Caroline Searle There was a huge sense of relief when he did his final jump. We had to whisk him onto a ski lift to get up the top to talk to the BBC and go off and do a whole raft of interviews. [BBC commentator] Mike Ingham was the first person to interview him for radio and had to do it on a ski lift because we had programmed him so tightly. And Mike is scared of heights. And Eddie really loved that, because of course he started swinging the thing!

Ian Wooldridge, columnist, Daily Mail Eddie Edwards isn’t a fraud. No man with the guts to switch back off a 90-metre ski jump, which is nearly the height of St Paul’s, is a fraud. Nor is he a loser. No man who comes hopelessly last and yet wins more attention from the world’s media than any sports star at the Olympics can conceivably be a loser. The sheer bravery of any man hurtling headlong down a ski jump insulates him from criticism. Eddie did what none of us writing about him would do for a million pounds.

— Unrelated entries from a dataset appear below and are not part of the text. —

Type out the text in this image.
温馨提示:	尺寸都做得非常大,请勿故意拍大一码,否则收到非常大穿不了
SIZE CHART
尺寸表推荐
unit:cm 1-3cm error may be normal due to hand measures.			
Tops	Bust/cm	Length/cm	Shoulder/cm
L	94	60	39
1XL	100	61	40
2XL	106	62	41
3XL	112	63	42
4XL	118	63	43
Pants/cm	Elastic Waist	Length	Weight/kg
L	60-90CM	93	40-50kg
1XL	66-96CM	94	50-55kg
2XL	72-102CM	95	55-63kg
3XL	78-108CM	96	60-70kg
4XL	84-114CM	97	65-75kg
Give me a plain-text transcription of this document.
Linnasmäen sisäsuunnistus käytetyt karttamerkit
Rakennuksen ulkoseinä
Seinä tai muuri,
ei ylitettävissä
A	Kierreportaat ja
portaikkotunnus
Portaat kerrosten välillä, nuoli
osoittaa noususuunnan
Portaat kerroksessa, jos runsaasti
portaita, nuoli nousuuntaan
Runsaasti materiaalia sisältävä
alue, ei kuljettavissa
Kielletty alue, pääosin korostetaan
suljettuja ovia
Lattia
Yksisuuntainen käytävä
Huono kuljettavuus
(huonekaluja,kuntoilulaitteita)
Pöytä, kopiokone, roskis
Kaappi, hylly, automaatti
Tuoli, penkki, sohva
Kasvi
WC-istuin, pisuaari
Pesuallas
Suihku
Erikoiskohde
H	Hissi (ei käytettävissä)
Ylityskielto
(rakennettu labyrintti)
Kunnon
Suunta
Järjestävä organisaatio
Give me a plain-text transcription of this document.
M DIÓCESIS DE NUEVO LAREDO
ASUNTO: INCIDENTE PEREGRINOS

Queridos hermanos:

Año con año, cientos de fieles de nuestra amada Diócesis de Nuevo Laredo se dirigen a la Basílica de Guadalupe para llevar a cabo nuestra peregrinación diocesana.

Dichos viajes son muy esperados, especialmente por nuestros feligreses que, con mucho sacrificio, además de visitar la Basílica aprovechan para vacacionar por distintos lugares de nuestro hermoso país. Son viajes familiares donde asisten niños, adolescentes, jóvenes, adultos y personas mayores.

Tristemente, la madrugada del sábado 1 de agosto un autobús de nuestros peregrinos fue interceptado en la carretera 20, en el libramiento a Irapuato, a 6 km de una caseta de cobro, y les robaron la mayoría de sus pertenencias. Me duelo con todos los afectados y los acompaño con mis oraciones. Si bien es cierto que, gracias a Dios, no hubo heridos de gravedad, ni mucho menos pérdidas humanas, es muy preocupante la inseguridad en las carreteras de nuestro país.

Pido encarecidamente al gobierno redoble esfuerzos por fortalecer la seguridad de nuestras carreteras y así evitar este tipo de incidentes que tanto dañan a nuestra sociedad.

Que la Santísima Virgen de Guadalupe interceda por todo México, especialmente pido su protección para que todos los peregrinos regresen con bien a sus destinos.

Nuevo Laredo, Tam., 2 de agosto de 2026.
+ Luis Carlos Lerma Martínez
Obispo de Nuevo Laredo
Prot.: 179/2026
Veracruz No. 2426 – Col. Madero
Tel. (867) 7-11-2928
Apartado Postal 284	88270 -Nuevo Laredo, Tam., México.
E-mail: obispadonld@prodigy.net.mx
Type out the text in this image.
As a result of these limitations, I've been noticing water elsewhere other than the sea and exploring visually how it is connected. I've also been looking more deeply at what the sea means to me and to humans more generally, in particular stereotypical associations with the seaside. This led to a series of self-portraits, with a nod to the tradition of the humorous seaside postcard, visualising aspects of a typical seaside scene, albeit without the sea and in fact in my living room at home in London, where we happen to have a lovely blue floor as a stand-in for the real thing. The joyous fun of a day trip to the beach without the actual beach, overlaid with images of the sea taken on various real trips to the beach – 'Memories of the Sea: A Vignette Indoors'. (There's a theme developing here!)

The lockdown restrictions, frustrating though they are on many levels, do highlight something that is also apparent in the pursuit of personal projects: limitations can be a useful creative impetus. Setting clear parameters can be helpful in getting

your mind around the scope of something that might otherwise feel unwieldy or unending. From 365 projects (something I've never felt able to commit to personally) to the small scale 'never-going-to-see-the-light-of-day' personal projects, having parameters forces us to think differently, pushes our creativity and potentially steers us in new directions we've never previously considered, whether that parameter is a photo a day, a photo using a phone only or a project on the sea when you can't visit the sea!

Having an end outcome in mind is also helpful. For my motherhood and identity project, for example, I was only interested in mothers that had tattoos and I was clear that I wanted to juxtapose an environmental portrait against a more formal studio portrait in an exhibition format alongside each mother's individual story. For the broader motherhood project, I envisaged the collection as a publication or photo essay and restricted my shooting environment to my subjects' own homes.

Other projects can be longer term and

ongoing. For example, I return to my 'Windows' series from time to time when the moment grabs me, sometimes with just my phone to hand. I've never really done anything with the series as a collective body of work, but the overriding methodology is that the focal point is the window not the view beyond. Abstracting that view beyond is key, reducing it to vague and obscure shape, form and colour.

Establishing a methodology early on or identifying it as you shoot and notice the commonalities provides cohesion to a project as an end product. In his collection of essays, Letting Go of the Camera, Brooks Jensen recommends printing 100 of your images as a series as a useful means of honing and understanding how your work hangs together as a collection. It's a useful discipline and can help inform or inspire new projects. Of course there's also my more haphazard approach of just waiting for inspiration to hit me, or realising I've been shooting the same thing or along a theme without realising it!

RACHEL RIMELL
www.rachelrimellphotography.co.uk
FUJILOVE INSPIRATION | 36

Matti Nykänen, triple ski jump gold medallist, 1988 He was a tenacious guy, brave and positive. Although his results were not at the peak, Eddie was an Olympic-level athlete.

Neil Wilson Such was Edwards’s notoriety even Ronald Reagan, the President of the United States, wanted to watch this eccentric Englishman jump. That says it all really.

In the few months after Calgary, Edwards made the most of his fame, launching himself from a man-made ramp in the financial district of New York, racing monster trucks, parachuting on to a golf course to greet Arnold Palmer, and even recording “Mun Nimeni on Eetu”, a song about himself in Finnish, that reached number two on the charts in Finland (another song, “Fly Eddie Fly”, reached the UK top 50).

However, new rules were quickly brought in place which stipulated that to reach the Olympics a ski jumper had to be in the world’s top 50, or to have finished in the top third of a World Cup event. As far as future Winter Olympics were concerned, the Eagle had been permanently grounded – although he did try to make the British team over the course of the next decade. A year later, he landed badly in Innsbruck in Austria, fracturing his skull and breaking two ribs. Then, in 1991, he went bankrupt because of poor management of a trust, although he was later able to recover £200,000 after suing the managers.

Simon Clegg I have so many memories of Calgary and Eddie, but the final night summed it up. We went downtown to the Bank discotheque, which was the place to be. Chaos ensued when Eddie arrived, and we rushed straight to the front of the queue and up to the balcony, which was full of flashing lights and people gyrating. Then, suddenly, all the lights went up and the DJ said, “Ladies and gentlemen, we would like to announce that Eddie the Eagle has landed in the Bank this evening.” When the spotlight went on him, Eddie took this massive bow and everyone went wild.

Patrick Collins Eddie was wonderful. He was an Olympic virgin who revelled in every new experience. He was a funny man who never became a cheap laugh. He was by far the biggest story of those Winter Olympics. And, looking back, what a fantastic story it was.